このミッションは、計画の開始からデータの受信まで、およそ100年を要する。これは、計画を立ち上げた科学者が、その結果を目にすることなく生涯を終えることを意味する。数世代にわたる科学者たちが、知のバトンを繋ぎ、忍耐強くプロジェクトを維持し続ける社会的、文化的な土壌が必要不可欠だ。これは技術的な課題以上に、難しい問題かもしれない。

それでも私たちが宇宙を目指す理由

コジモ・バンビ教授のブラックホール探査計画は、まさにSFと現実の境界線上に存在する。未発見の目的地、未確立の技術、天文学的なコスト、そして数世代にわたる時間。乗り越えるべき壁はあまりにも高く、厚い。

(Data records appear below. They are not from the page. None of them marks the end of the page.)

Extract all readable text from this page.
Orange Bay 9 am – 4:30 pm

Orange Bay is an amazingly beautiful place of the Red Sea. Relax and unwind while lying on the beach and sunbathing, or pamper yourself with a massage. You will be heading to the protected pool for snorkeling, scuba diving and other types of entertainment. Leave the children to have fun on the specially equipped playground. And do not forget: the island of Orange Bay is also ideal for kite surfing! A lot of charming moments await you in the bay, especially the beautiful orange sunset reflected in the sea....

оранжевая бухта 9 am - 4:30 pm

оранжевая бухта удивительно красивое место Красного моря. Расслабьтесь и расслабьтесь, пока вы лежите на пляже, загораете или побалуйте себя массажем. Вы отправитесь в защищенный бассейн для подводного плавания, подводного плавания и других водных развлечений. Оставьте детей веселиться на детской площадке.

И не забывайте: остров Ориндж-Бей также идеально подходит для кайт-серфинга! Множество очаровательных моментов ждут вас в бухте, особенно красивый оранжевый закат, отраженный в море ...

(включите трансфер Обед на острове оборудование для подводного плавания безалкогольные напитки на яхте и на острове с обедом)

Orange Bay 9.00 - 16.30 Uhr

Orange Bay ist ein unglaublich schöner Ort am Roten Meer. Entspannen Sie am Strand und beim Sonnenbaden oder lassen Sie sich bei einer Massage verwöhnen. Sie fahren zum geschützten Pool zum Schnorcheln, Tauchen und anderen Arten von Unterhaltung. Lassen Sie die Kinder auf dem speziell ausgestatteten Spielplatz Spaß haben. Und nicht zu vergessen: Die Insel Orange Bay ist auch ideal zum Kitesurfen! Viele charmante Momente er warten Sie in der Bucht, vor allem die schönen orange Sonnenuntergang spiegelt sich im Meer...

しかし、この計画が私たちに突きつけるのは、単なる技術的な挑戦ではない。それは、人類がどれほど遠い未来を見据え、世代を超えて知のバトンを繋いでいけるかを試す、壮大なリトマス試験紙なのだ。重力波の検出やブラックホールの撮像がそうであったように、かつて「不可能」と思われたことが、粘り強い探求の果てに「現実」へと変わる瞬間を、私たちは目撃してきた。

このペーパークリップ大の探査機が、いつか漆黒の宇宙へと旅立つ日が来るのかは、まだ誰にも分からない。だが、その途方もない夢を科学の言葉で語り始めたという事実そのものが、人類の尽きることのない知的好奇心の力強さを証明しているのではないだろうか。